A group of German hospitals have become the latest victims of a ransomware attack—a state of affairs that has knocked them offline and reduced doctors to swapping handwritten notes instead of emails.
The first victim was Lukas Hospital in Germany's western city of Neuss—staffers began to be plagued by pop-up windows, and then noticed the systems getting slower and slower. Eventually, they proactively shut down their systems entirely, concerned about the safety of patient data.
"We then pulled the plug on everything," spokesperson Dr. Andreas Kremer told DW. "Computers, servers, even the email server, and we went offline."
It was soon clear that it was a ransomware attack, he added: “Our IT department quickly realized that we caught malware that encrypts data. So if the X-ray system wants to access system data, it failed to find it because it's been encrypted, so it displays an error message.”
Just two days after the Lukas Hospital was hacked, Klinikum Arnsberg Hospital in the German state of North Rhine-Westphalia fell victim. The vector was a social engineering ploy that sent a malicious attachment in an email.
Klinikum Arnsberg spokesperson Richard Bornkeßel said that staffers detected the virus on one of the 200 servers.
"Fortunately, it was only one server that was affected,” he said. “The virus had started to encrypt files,” so the IT department switched off the entire system to avoid further infection.
And, at least one other hospital in the same state also shut down its systems to avoid a potential hack.
In Klinikum Arnsberg’s case, it was able to restore its files from a backup fairly easily since it had only the one server to deal with. Lukas Hospital was not so lucky. Under the advice of the State Criminal Investigation Office (LKA), the hospital's security experts have developed a special software to cleanse the infected system and scan the more than 100 servers and some 900 devices connected to it—a task that will take the department until early summer to complete.

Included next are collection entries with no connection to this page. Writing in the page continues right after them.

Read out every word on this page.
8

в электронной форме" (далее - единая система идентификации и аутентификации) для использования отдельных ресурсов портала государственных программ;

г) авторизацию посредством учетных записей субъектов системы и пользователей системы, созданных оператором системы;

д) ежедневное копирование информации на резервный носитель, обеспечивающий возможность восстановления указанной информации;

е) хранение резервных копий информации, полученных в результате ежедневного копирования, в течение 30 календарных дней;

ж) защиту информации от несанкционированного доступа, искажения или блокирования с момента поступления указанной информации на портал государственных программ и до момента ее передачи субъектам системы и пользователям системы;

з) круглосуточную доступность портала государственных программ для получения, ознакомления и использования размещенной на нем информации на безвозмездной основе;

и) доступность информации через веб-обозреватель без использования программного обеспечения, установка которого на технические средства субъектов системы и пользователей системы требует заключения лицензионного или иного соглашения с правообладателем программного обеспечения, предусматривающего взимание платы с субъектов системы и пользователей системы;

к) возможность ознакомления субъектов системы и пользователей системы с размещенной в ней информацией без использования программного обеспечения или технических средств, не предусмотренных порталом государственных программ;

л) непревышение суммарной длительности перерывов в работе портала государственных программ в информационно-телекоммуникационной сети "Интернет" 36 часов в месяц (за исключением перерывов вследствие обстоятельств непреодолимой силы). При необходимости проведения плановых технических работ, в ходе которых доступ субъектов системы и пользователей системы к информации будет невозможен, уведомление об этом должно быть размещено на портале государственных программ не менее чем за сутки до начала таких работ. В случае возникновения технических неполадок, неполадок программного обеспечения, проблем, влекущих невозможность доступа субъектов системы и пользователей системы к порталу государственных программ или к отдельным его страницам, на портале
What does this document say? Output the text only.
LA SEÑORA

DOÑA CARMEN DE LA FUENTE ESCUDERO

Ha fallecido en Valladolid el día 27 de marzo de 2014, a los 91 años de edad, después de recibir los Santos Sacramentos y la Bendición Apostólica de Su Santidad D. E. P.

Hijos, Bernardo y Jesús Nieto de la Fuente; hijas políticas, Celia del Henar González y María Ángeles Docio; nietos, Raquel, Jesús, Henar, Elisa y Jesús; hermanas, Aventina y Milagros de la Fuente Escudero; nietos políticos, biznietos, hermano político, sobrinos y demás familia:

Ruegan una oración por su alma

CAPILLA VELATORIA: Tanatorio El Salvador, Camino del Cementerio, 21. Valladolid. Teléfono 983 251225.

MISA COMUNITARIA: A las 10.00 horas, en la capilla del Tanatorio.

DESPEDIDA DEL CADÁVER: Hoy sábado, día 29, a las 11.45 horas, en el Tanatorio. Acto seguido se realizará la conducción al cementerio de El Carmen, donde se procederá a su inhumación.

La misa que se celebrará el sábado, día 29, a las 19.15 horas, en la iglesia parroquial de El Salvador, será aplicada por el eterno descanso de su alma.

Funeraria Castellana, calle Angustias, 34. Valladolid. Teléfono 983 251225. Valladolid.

Pen and paper have for now supplanted email, and fax machines are being used to exchange patients' reports and X-rays. But there are other ramifications.
"High-risk surgeries were pushed to later dates due to safety reasons, but 80-85% of all operations took place as planned," Kremer said.
Ransom demands for large organizations can reach into the tens of thousands of dollars, making this a key issue for businesses. It’s also not enough to be prepared for the existing set of threats.
“Malware authors regularly change their tactics to try and stay one step ahead of their target victims,” said Carl Leonard, principal security analyst at Forcepoint, in an email. “New strains of encrypting ransomware are now showing up every week, so businesses have to remain vigilant and ensure they supplement strong security defenses with security best practices. It is vital to back up and archive critical data, only open email attachments from trusted or verified senders and disable Microsoft Office macros by default, only to be enabled when absolutely necessary.”